The U.S. government’s expectation that students should depart the country in this climate is negligent. With little to no options, students may feel pressure to leave in any way possible, compromising their safety in the process; affordable, safe transportation is a rarity now. In the past few months, airlines have cut regularly operating international flights as countries around the globe have closed their borders. Even though some exceptions exist for emergency, humanitarian or repatriation flights, the timing of those flights won’t meet the timeline for many international students. If unable to return home, there’s a small chance that international students could depart the U.S for another foreign country as visitors. But with hotels closed globally, how could they guarantee themselves safe places to stay? Student health and safety is on the line in the short term, but overstaying their visas could also hurt them in myriad other ways for years to come.

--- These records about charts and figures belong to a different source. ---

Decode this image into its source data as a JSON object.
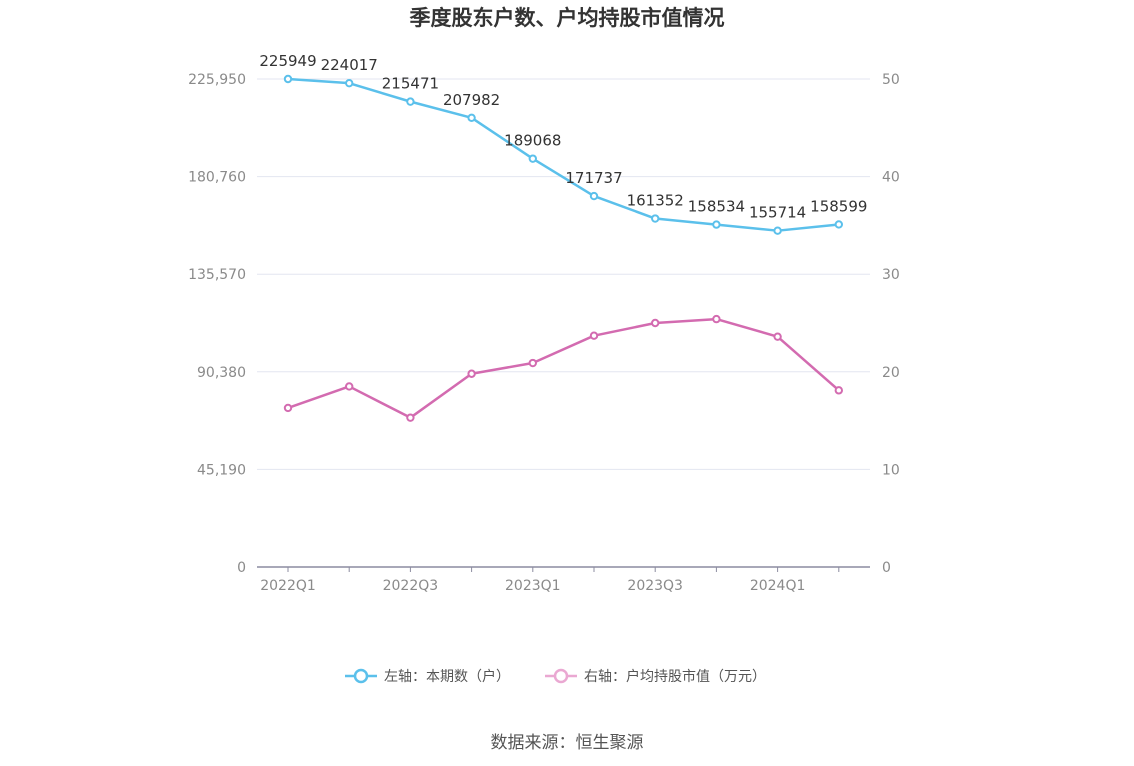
{
  "chart_data": {
    "type": "line",
    "title": "季度股东户数、户均持股市值情况",
    "categories": [
      "2022Q1",
      "2022Q2",
      "2022Q3",
      "2022Q4",
      "2023Q1",
      "2023Q2",
      "2023Q3",
      "2023Q4",
      "2024Q1",
      "2024Q2"
    ],
    "x_tick_labels": [
      "2022Q1",
      "2022Q3",
      "2023Q1",
      "2023Q3",
      "2024Q1"
    ],
    "left_axis": {
      "ticks": [
        "0",
        "45,190",
        "90,380",
        "135,570",
        "180,760",
        "225,950"
      ],
      "ylim": [
        0,
        225950
      ]
    },
    "right_axis": {
      "ticks": [
        "0",
        "10",
        "20",
        "30",
        "40",
        "50"
      ],
      "ylim": [
        0,
        50
      ]
    },
    "series": [
      {
        "name": "左轴：本期数（户）",
        "axis": "left",
        "color": "#5bc0eb",
        "values": [
          225949,
          224017,
          215471,
          207982,
          189068,
          171737,
          161352,
          158534,
          155714,
          158599
        ],
        "labels": [
          "225949",
          "224017",
          "215471",
          "207982",
          "189068",
          "171737",
          "161352",
          "158534",
          "155714",
          "158599"
        ]
      },
      {
        "name": "右轴：户均持股市值（万元）",
        "axis": "right",
        "color": "#d36bb0",
        "values": [
          16.3,
          18.5,
          15.3,
          19.8,
          20.9,
          23.7,
          25.0,
          25.4,
          23.6,
          18.1
        ]
      }
    ],
    "grid": true,
    "legend_position": "bottom"
  },
  "source_text": "数据来源：恒生聚源"
}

To comply with the regulations of the Immigration and Nationality Act (INA), these students must still leave the U.S. before the end of their authorized stay. Students who fail to do so incur unlawful presence. If such a penalty occurs, they could face deportation, or ordered removal from U.S. territory. What’s worse, those facing ordered removal are also barred from reentering the U.S. for up to 10 years or, in rare situations, permanently. This could permanently derail a student’s educational plan to fulfill any future U.S. career goals.
In a time when clear direction is needed to maintain safety and security, international students have been left with a confusing lack of guidance. U.S. Citizenship and Immigration Services (USCIS) is the government agency responsible for overseeing INA compliance. Until recently, USCIS had indirectly suggested that F-1 visa students should file to extend their non-immigrant status. Updates to their website were made in March 2020 to include F-1 visa students as one of the non-immigrant groups eligible to file for an extension. However, federal law permits them to do so only if they need more time to complete their studies than originally thought. Since they intend only to wait until international travel returns to normal, they face a perplexing choice between filing for an F-1 extension and applying for B2, or temporary visitor, status. The USCIS must resolve that dangerous confusion by assuring all F-1 visa students that if they opt for the former, their requests will be granted.

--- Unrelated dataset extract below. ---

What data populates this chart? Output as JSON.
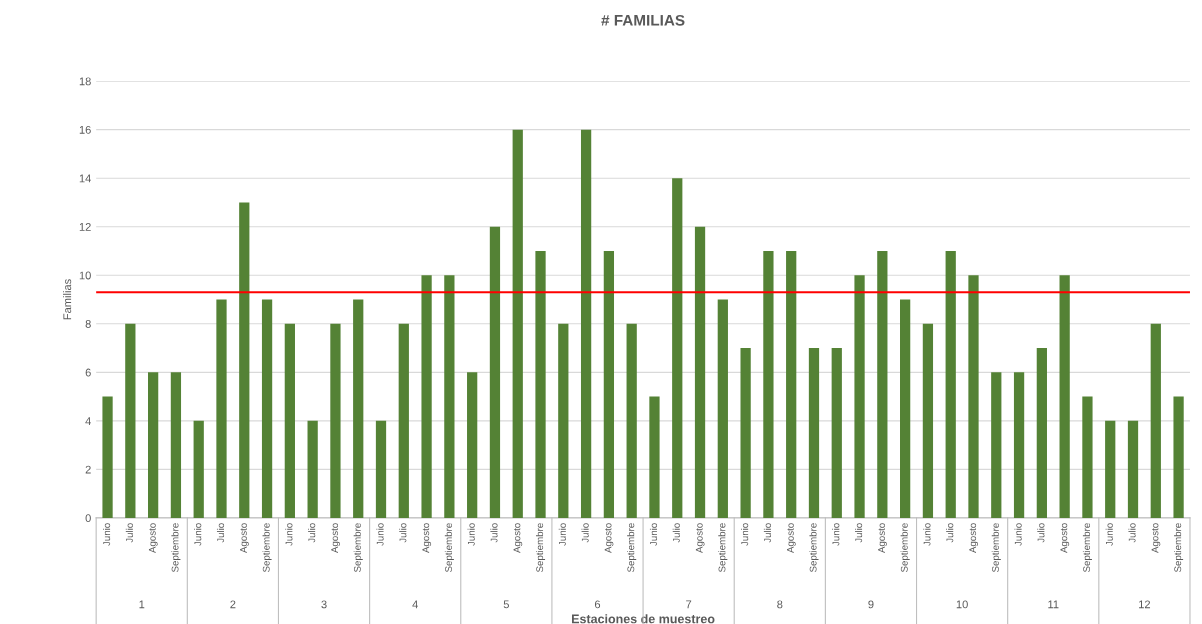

On April 13, updates were made to the agency’s policies, this time explicitly acknowledging that many travelers are facing “immigration-related challenges” due to the pandemic. The agency alert clearly directs those on a non-immigrant status, which includes international students on F-1 visas, to file for extensions or change of status. However, there are no guarantees that these extensions will be accepted, especially if it was filed under a potentially wrong category — “Extension of F-1 Stay” instead of change to “Temporary Visitor.” Given the looming, irreversible ramifications of a rejected application, international students have been left on unsure footing.
Nonimmigrants fighting to remain in the U.S. legally are generally protected from being inadmissible — or non-eligible for immigration benefits — under the INA for unlawful presence, providing that they apply for an extension before the end of their authorized stay. This applies to international students who cannot depart the U.S. on time and are forced to file for an extension. Filers may have to wait for up to eight months to have their applications processed.
With limited air travel and closed international borders, stranded international students are forced into uncertainty over their prospective immigration-related situations. These students will have to apply to extend their physical presence, take their chances and hope for the best during these turbulent times. With discretion, the USCIS will have to continuously assure the eight-month waiting time so that filers know whether their stay is legal. The USCIS must accommodate international students who are also facing this grueling, unprecedented natural catastrophe and grant an extension of stay for all who have filed non-frivolous applications.
Asser Shahin (19L) is from Alexandria, Egypt.